To grill the endive: Rake the coals under the grill for medium-hot grilling. Remove any brown or wilted outer leaves from the endive heads and cut them lengthwise into quarters. Brush all sides with olive oil and sprinkle with salt. Depending on the size of the endive, they should take 12–15 minutes to cook.
Grilling Belgian endive can be a little challenging because it’s fairly dense and a little sweet, so it tends to brown rather quickly before cooking all the way through. Without looking pale and gray, your endive should should still have a little bit of crunch, but not a lot.

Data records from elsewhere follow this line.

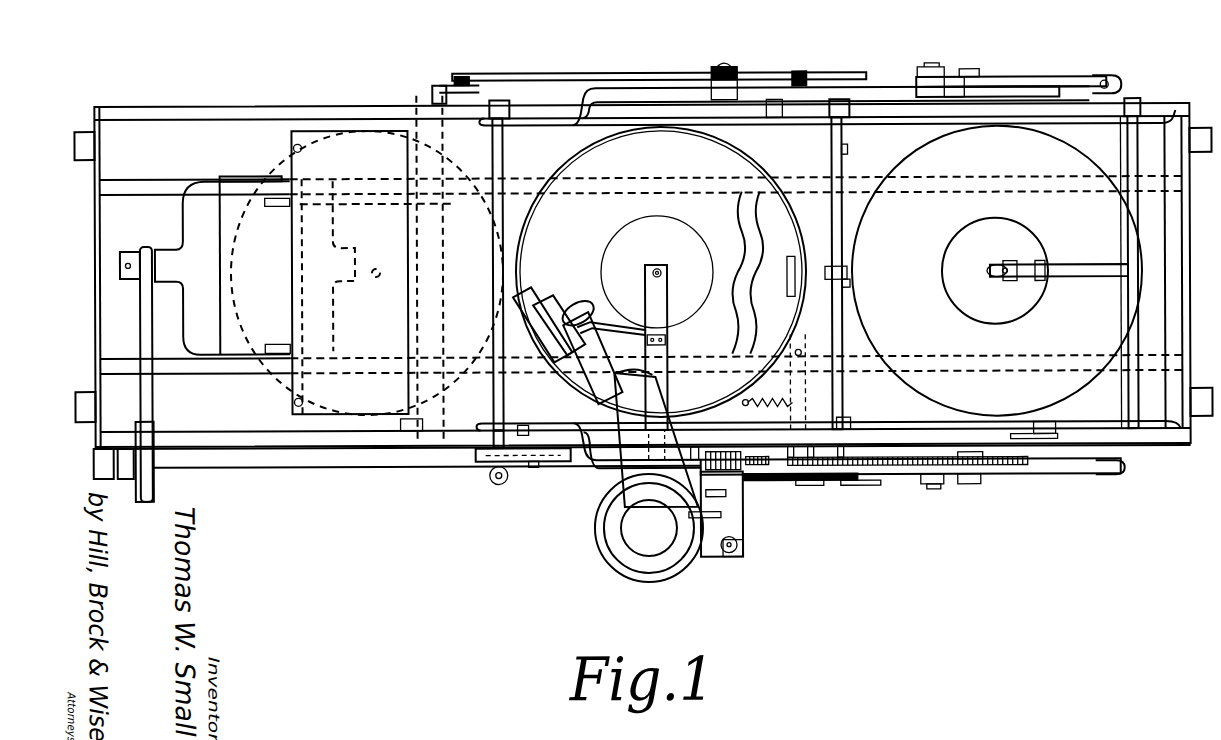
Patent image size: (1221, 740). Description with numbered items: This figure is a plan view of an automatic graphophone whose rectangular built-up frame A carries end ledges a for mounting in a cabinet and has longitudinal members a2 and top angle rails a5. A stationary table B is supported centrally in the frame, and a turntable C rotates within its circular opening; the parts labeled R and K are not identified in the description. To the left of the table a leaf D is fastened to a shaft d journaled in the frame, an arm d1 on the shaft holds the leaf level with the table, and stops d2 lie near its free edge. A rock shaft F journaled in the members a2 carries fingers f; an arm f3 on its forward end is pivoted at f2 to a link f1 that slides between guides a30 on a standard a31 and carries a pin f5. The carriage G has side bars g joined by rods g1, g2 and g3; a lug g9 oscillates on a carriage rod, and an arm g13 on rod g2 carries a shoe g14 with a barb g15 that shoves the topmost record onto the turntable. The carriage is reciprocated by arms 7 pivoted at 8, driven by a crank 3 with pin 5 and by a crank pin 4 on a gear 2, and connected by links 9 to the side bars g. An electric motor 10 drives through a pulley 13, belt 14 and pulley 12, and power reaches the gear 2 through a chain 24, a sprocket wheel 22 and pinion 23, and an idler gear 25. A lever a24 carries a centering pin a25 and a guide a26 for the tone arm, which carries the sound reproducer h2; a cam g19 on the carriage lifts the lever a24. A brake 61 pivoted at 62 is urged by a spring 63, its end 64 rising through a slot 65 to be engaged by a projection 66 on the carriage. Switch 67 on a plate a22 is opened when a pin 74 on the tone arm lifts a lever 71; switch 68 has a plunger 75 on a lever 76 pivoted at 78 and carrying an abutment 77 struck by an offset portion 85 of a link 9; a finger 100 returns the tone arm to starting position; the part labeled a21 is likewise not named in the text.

The frame A is at (93, 243).
The ledges a is at (86, 158).
The longitudinal members a2 is at (1170, 270).
The angle rails a5 is at (306, 106).
The belt 14 is at (139, 327).
The pulley 12 is at (154, 492).
The pulley 13 is at (132, 250).
The electric motor 10 is at (223, 265).
The fingers f is at (274, 205).
The shaft d is at (410, 122).
The arm d1 is at (405, 432).
The stops d2 is at (293, 147).
The leaf D is at (372, 269).
The rock shaft F is at (448, 262).
The rod g1 is at (505, 150).
The carriage G is at (887, 120).
The rod g3 is at (848, 150).
The rod g2 is at (1128, 143).
The side bars g is at (769, 118).
The link f1 is at (620, 92).
The pin f5 is at (824, 74).
The arm f3 is at (446, 84).
The pivot f2 is at (466, 76).
The guides a30 is at (706, 78).
The standard a31 is at (735, 72).
The arms 7 is at (1052, 78).
The pivots 8 is at (928, 530).
The crank 3 is at (955, 78).
The pin 5 is at (978, 72).
The links 9 is at (1093, 84).
The turntable C is at (794, 230).
The stationary table B is at (661, 271).
The wheels R is at (908, 271).
The guide a26 is at (618, 300).
The centering pin a25 is at (658, 268).
The lever a24 is at (670, 318).
The sound reproducer h2 is at (524, 312).
The drum K is at (657, 535).
The cam g19 is at (680, 416).
The brake 61 is at (786, 268).
The pivot 62 is at (801, 350).
The spring 63 is at (767, 390).
The end of brake lever 64 is at (800, 425).
The axle block a21 is at (850, 270).
The lug g9 is at (852, 286).
The arm g13 is at (1074, 266).
The shoe g14 is at (1004, 278).
The barb g15 is at (1006, 264).
The finger 100 is at (1038, 442).
The offset portion 85 is at (581, 470).
The abutment 77 is at (498, 448).
The plunger 75 is at (489, 480).
The switch 68 is at (500, 482).
The lever 76 is at (525, 462).
The pivot 78 is at (535, 470).
The plate a22 is at (743, 520).
The pin 74 is at (722, 512).
The lever 71 is at (740, 544).
The switch 67 is at (732, 558).
The slot 65 is at (777, 472).
The projection 66 is at (816, 488).
The chain 24 is at (807, 486).
The sprocket wheel 22 is at (833, 480).
The pinion 23 is at (848, 490).
The idler gear 25 is at (874, 483).
The gear 2 is at (936, 488).
The crank pin 4 is at (974, 486).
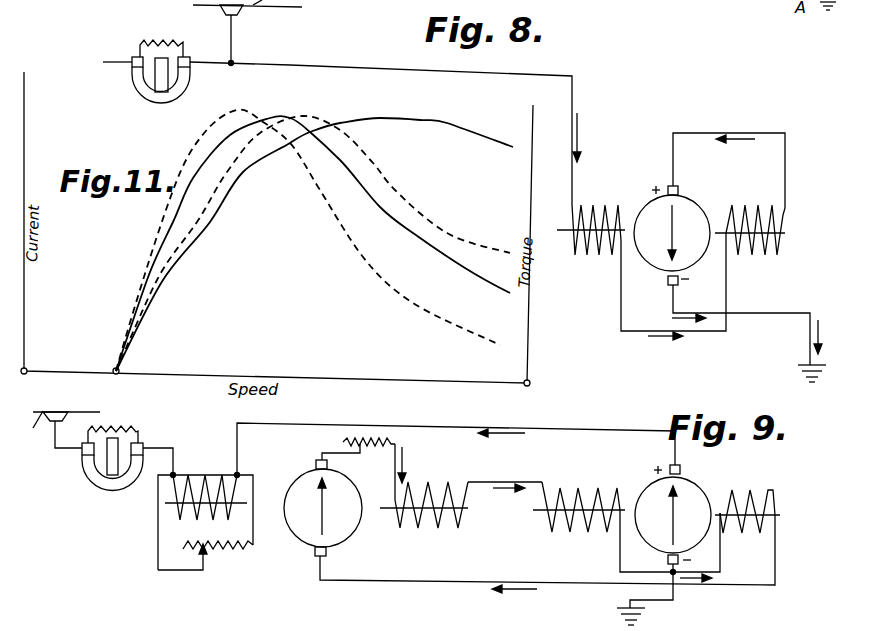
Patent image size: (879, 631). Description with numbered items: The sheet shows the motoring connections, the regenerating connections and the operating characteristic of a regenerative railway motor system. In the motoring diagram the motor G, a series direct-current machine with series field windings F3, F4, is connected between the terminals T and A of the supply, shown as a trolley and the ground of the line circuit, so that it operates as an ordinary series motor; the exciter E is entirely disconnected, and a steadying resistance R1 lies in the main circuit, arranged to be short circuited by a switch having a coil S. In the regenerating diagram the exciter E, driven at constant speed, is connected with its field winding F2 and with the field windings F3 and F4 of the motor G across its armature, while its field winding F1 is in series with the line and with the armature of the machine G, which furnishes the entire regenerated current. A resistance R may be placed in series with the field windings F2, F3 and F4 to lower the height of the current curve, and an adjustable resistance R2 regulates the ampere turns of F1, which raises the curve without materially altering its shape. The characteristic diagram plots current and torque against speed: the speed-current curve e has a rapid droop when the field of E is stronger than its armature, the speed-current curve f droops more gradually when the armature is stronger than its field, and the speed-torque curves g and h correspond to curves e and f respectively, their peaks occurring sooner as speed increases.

To achieve this, your endive should be grilled mostly open-side down so that the heat will reach the interior. Too much time spent on the leafy side will cause it to brown too quickly. You should also check when you first turn them to see how quickly they are browning. You can always move the endive to a different section of the grill if they are browning too quickly or too slowly. Or, if you are using a grill with some access, like a Tuscan grill, you can spread the coals out more thinly or pile them beneath the vegetables. Remember, if you pay attention, you can control everything almost immediately on a grill by moving the coals.
One more note: The endive will look best if you have one clean set of grill marks on each side. To get this effect, carefully lift them just a little to peek for grill marks and readiness, without actually removing them completely from the grill. Try not to move them around too much once you’ve put them down on one side. If you do, they’ll still taste fine but won’t look as nice.
To serve: Place the grilled endive on a platter. Spoon the sauce over the top and finish with a little squeeze of lime as well. This dish is also great at room temperature. If you serve it that way, wait until the very last moment to add the sauce and then squeeze the lime.